Наш лежал на север, через трясину, поросшую камышом, в котором вскрикивали вспугнутые лысухи. Мы с Пендой решили, что чем дальше – тем больше шансов на успех, и приготовились к долгой дороге. Сначала хотели свернуть к западу, но туда уже направился Брам со своим отрядом, так что пришлось идти на север. В небо то и дело взмывали белые цапли, возмущенно хлопая крыльями. Будь это в другой день, кто-нибудь обязательно метнул бы копье, но сегодня нельзя было топить копья в болоте, – нас ждала охота на крупного зверя.
– А мне нравится, – прощебетал Эгфрит, указывая копьем на кусты.
Подобрав рясу повыше, он босиком шлепал по болотной жиже. По-прежнему стоял пронизывающий холод, однако монах, даром что доходяга доходягой, был вынослив и терпеливо сносил все лишения.
– Я не подведу, Ворон, можешь на меня положиться.
– Если продолжишь трепать языком, монах, то мы никого, кроме птиц, не увидим.
Теперь я понимал, почему Элдред велел монаху сидеть на дереве.
– Ты прав, – согласился он, решительно поджимая губы. – Буду тихим, как мышь. Терпеливым, как Иов. И…
– Эгфрит! – рявкнул я.
Он кивнул и приложил палец к губам. Пенда с Виглафом переглянулись.
– Что дальше? – спросил Виглаф чуть позже, приглаживая редкие волосы на лысине. Он постоял, заложив копье за широкие плечи, потом произнес: – Искупаться-то я не против, да как бы яйца не отморозить…
– Да уж, водичка прохладная, – сказал Пенда.
Раньше мы не заходили так далеко на север. Перед нами раскинулась огромная топь – даже не топь, а целое озеро, хотя и мелкое.
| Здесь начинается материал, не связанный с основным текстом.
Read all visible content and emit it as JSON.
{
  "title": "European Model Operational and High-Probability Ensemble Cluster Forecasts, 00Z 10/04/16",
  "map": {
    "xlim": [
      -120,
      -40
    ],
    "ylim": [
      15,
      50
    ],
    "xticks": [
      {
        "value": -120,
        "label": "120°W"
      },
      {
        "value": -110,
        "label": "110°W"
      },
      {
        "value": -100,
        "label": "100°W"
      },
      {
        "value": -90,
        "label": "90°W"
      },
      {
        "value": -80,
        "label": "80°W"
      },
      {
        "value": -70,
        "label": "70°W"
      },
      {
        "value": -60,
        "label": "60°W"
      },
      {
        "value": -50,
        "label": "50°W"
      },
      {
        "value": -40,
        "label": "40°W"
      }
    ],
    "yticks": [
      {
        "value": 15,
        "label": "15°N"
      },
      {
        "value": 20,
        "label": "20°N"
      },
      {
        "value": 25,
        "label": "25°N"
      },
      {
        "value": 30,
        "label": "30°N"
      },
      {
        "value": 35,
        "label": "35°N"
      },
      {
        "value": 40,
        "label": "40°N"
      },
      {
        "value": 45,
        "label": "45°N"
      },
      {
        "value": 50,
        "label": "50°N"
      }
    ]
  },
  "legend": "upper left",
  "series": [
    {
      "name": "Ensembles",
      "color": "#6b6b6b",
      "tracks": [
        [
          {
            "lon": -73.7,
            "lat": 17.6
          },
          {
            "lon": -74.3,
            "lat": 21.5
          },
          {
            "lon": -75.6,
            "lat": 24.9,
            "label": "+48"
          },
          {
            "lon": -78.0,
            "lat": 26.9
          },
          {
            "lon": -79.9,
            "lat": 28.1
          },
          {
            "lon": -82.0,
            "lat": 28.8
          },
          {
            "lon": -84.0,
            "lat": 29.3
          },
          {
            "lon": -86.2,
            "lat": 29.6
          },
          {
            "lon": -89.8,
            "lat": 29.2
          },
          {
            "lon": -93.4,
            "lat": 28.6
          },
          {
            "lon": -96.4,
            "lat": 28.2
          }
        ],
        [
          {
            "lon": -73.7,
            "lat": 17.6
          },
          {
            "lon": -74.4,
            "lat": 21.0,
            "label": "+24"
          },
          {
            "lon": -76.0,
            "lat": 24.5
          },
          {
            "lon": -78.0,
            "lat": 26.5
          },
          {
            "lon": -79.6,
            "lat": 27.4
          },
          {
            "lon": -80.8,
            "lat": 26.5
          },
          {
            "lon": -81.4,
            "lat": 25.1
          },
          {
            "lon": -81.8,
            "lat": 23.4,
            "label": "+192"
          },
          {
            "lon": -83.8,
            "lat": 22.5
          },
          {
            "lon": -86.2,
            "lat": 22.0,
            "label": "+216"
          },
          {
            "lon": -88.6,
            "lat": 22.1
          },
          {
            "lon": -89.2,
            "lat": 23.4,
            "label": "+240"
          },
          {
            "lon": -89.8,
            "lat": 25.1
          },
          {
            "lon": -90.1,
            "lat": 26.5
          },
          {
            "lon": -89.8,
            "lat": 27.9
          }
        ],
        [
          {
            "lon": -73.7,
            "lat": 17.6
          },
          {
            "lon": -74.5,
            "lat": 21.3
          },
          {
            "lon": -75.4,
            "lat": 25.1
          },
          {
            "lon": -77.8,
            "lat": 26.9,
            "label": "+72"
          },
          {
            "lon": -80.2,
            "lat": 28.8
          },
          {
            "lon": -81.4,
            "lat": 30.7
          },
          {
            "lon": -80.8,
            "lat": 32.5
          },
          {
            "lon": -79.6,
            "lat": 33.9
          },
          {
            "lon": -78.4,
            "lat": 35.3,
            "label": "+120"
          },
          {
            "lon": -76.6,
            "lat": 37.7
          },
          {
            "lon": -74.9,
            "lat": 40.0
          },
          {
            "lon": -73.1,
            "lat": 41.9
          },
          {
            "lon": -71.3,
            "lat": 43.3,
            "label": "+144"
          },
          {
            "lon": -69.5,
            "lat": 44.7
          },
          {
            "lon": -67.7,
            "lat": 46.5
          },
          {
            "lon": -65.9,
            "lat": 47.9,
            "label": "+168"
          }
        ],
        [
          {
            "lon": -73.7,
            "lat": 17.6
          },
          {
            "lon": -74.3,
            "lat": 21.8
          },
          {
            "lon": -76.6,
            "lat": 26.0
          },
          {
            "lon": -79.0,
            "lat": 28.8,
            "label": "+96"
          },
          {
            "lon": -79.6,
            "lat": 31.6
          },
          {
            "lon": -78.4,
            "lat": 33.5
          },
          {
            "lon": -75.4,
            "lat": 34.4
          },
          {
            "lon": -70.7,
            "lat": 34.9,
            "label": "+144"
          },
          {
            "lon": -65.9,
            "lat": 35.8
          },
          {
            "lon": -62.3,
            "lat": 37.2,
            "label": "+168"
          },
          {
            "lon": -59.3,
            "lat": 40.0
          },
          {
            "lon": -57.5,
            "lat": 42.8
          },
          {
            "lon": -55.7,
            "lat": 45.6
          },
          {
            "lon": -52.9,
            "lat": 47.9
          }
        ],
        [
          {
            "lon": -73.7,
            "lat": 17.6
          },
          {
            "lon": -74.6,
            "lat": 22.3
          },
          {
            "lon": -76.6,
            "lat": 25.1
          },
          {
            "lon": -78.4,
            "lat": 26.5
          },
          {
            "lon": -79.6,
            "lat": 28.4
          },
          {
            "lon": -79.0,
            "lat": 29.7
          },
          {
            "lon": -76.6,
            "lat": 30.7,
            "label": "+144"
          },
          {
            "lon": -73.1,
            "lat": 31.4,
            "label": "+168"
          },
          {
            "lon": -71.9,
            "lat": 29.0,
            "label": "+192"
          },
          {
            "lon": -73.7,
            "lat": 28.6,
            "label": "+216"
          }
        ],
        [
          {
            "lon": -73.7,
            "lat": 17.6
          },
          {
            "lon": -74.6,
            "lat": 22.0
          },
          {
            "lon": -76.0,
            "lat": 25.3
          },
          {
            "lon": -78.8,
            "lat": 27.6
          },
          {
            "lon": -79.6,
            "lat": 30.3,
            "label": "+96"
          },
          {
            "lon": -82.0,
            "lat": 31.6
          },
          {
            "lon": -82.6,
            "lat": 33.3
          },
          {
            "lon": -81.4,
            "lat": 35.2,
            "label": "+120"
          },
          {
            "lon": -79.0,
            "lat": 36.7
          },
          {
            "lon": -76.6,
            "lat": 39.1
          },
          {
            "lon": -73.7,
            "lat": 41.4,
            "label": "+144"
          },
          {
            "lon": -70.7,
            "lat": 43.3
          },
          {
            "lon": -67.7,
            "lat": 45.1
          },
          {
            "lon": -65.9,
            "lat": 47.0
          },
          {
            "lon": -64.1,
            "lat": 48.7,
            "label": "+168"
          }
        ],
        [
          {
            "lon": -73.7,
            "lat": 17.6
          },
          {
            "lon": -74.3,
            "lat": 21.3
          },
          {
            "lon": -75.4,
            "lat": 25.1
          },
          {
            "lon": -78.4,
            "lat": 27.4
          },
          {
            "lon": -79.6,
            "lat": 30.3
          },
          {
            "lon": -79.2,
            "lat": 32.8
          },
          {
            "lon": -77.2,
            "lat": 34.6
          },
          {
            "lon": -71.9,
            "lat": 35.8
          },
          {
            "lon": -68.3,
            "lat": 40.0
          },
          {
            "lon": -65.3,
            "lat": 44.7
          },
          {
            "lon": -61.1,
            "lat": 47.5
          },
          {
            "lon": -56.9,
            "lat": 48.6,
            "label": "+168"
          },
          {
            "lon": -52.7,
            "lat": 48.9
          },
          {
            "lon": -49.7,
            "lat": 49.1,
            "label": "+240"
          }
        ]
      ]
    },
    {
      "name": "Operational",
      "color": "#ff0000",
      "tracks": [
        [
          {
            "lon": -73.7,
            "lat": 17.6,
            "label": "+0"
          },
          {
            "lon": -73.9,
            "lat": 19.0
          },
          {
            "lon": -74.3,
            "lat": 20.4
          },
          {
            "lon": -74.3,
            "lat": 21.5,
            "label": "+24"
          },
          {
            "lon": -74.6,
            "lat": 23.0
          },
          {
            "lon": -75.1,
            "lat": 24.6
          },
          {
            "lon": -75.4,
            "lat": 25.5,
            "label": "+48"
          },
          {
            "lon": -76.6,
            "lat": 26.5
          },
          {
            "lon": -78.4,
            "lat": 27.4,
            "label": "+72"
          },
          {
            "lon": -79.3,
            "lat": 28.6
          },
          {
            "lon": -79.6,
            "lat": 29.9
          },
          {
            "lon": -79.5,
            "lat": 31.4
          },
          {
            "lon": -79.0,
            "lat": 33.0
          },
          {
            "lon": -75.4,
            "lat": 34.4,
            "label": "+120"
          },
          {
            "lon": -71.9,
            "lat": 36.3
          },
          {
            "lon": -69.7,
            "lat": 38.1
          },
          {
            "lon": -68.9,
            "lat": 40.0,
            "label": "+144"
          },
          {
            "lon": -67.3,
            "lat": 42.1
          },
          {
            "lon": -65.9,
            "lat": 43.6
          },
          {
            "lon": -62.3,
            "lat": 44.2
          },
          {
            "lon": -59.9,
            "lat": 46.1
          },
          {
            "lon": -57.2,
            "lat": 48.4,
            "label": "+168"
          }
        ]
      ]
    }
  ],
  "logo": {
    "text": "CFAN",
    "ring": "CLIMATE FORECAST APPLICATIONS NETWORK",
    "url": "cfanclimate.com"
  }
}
– Обойдем, – пожал я плечами. – Вряд ли идти долго.
Бьярни указал пальцем на каменно-серое небо. Два беркута напали на орлана-белохвоста и по очереди трепали его мощными когтями. Асгот углядел бы в этом какое-нибудь знамение.
– А может, перейдем? – предложил Пенда, кивая на идущую рябью серую воду, над которой, то взмывая, то опускаясь, летела стая болотных куропаток.
– Я хорошо плаваю, – гордо заявил Эгфрит, но осекся, увидев мое лицо. – Вон гать, – добавил он, указывая направо, где на расстоянии броска копья в воде виднелись потемневшие вязанки хвороста. Я не заметил их раньше – они сливались с уходящими к горизонту зарослями камыша.
Похоже, когда-то здесь проходили люди. За долгие годы дерево сгнило и почти превратилось в жижу, но благодаря тому, кто проложил гать поверх естественного брода или укрепил его землей, нам удалось перейти озеро, почти не промокнув.
Мы миновали несколько заводей и песчаных перекатов. Воздух наполняли резкие крики болотных крачек. Дальше земля стала тверже, болото сменилось тростниковыми и вересковыми пустошами, и после полудня мы подошли к зарослям кустарников, за которыми возвышались сосны и фруктовые деревья.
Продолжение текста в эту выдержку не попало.